The Taskforce works nationally, carrying out operations across England Wales and Scotland, to tackle gangs using the railway to move drugs and cash.
They stopped the man on Tuesday 12 May, as he pushed his four-day-old baby in a pram with suspected cannabis stashed in the undercarriage.
The arrest was part of the Taskforce’s latest operation in the Merseyside area, with support from Merseyside Police.
The railway network is used extensively by gangs moving drugs and cash.
The Taskforce has arrested 276 people and charged 55 in its first four months, after being set up with Home Office funding in December 2019.
More than £60,000 in drugs and £108,000 of illicit cash has been seized, and deadly weapons including a ninja star and a revolver with ammunition, have been removed from the rail network.
The aim of the force is to safeguard the vulnerable children exploited by County Lines gangs who use them as mules to move drugs and cash, and to remove this type of criminal activity from the railway network.
A large proportion of those arrested by the Taskforce for drug offences are under the age of 18 and more than half are under 24 years of age.

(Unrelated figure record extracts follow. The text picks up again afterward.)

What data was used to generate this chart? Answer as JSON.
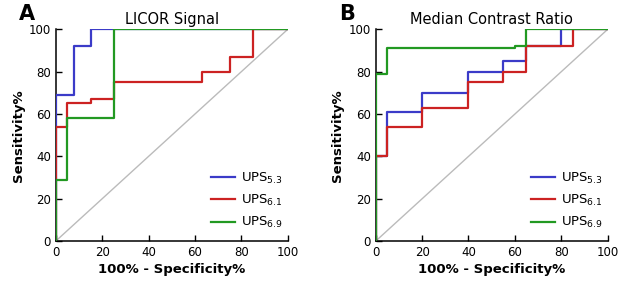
{
  "panel_A_title": "LICOR Signal",
  "panel_B_title": "Median Contrast Ratio",
  "panel_A_label": "A",
  "panel_B_label": "B",
  "xlabel": "100% - Specificity%",
  "ylabel": "Sensitivity%",
  "xlim": [
    0,
    100
  ],
  "ylim": [
    0,
    100
  ],
  "xticks": [
    0,
    20,
    40,
    60,
    80,
    100
  ],
  "yticks": [
    0,
    20,
    40,
    60,
    80,
    100
  ],
  "color_blue": "#3B3BC8",
  "color_red": "#CC2222",
  "color_green": "#229922",
  "color_diagonal": "#BBBBBB",
  "panel_A": {
    "UPS53": {
      "x": [
        0,
        0,
        8,
        8,
        15,
        15,
        25,
        25,
        100
      ],
      "y": [
        0,
        69,
        69,
        92,
        92,
        100,
        100,
        100,
        100
      ]
    },
    "UPS61": {
      "x": [
        0,
        0,
        5,
        5,
        15,
        15,
        25,
        25,
        63,
        63,
        75,
        75,
        85,
        85,
        100
      ],
      "y": [
        0,
        54,
        54,
        65,
        65,
        67,
        67,
        75,
        75,
        80,
        80,
        87,
        87,
        100,
        100
      ]
    },
    "UPS69": {
      "x": [
        0,
        0,
        5,
        5,
        25,
        25,
        100
      ],
      "y": [
        0,
        29,
        29,
        58,
        58,
        100,
        100
      ]
    }
  },
  "panel_B": {
    "UPS53": {
      "x": [
        0,
        0,
        5,
        5,
        20,
        20,
        40,
        40,
        55,
        55,
        65,
        65,
        80,
        80,
        100
      ],
      "y": [
        0,
        40,
        40,
        61,
        61,
        70,
        70,
        80,
        80,
        85,
        85,
        92,
        92,
        100,
        100
      ]
    },
    "UPS61": {
      "x": [
        0,
        0,
        5,
        5,
        20,
        20,
        40,
        40,
        55,
        55,
        65,
        65,
        85,
        85,
        100
      ],
      "y": [
        0,
        40,
        40,
        54,
        54,
        63,
        63,
        75,
        75,
        80,
        80,
        92,
        92,
        100,
        100
      ]
    },
    "UPS69": {
      "x": [
        0,
        0,
        5,
        5,
        60,
        60,
        65,
        65,
        85,
        85,
        100
      ],
      "y": [
        0,
        79,
        79,
        91,
        91,
        92,
        92,
        100,
        100,
        100,
        100
      ]
    }
  },
  "title_fontsize": 10.5,
  "label_fontsize": 9.5,
  "tick_fontsize": 8.5,
  "legend_fontsize": 9.5,
  "panel_label_fontsize": 15,
  "linewidth": 1.6
}
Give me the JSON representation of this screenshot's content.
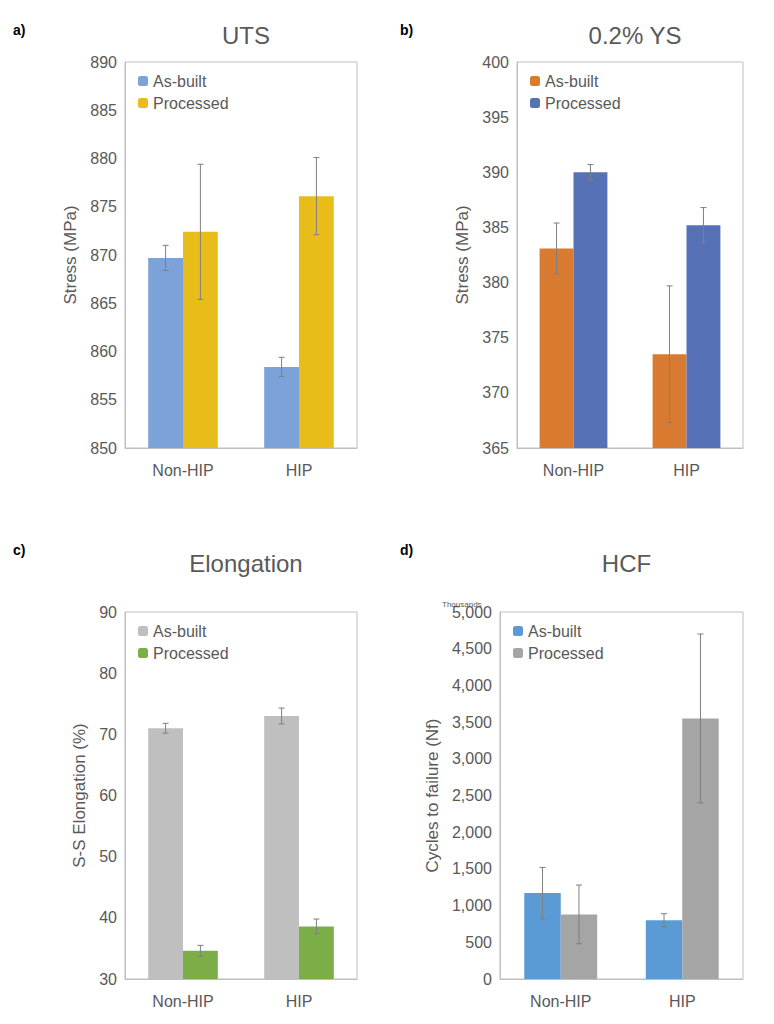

In January, a 14-year-old boy was arrested at Brighton station with 12 rocks of crack cocaine.
Efforts are made to safeguard any vulnerable or exploited person arrested as part of County Lines, referring them to services built to encourage and support the person away from dangerous criminal activity.
Thirteen people have been referred to the National Referral Mechanism for safeguarding since the Taskforce began.
The 27-year-old from Wigan, who was arrested at Liverpool Lime Street, was arrested on suspicion of carrying a Class B drug with intent to supply. He has been released under investigation while officers carry out further enquiries.
The baby has since been taken into the care of the social services.
Taskforce lead, Detective Superintendent Gareth Williams said: “Our Taskforce is in a unique position, we operate nationally and target County Lines activity across the railway network.
“Our experience has proven that gangs who use the railway network rely on younger people to move drugs. These individuals are victims, forced through exploitation or intimidation into desperate situations, and it’s always our priority to make support available that can get them out of harm and away from crime.
“Since December, we’ve been carrying out operations on a daily basis, always based on developing intelligence that shows where gangs are operating. We get part of our information through working in partnership with other law enforcement agencies, but also importantly through the support of the rail industry who train their staff to spot signs of exploitation.
“Key indicators include a young child travelling long distances, alone with a large amount of cash, or avoiding any sort of authority at stations. These indicators are small but invaluable and help inform where we target next. This is an evolving understanding of County Lines offending and we are prepared to tackle it, wherever the intelligence leads us.”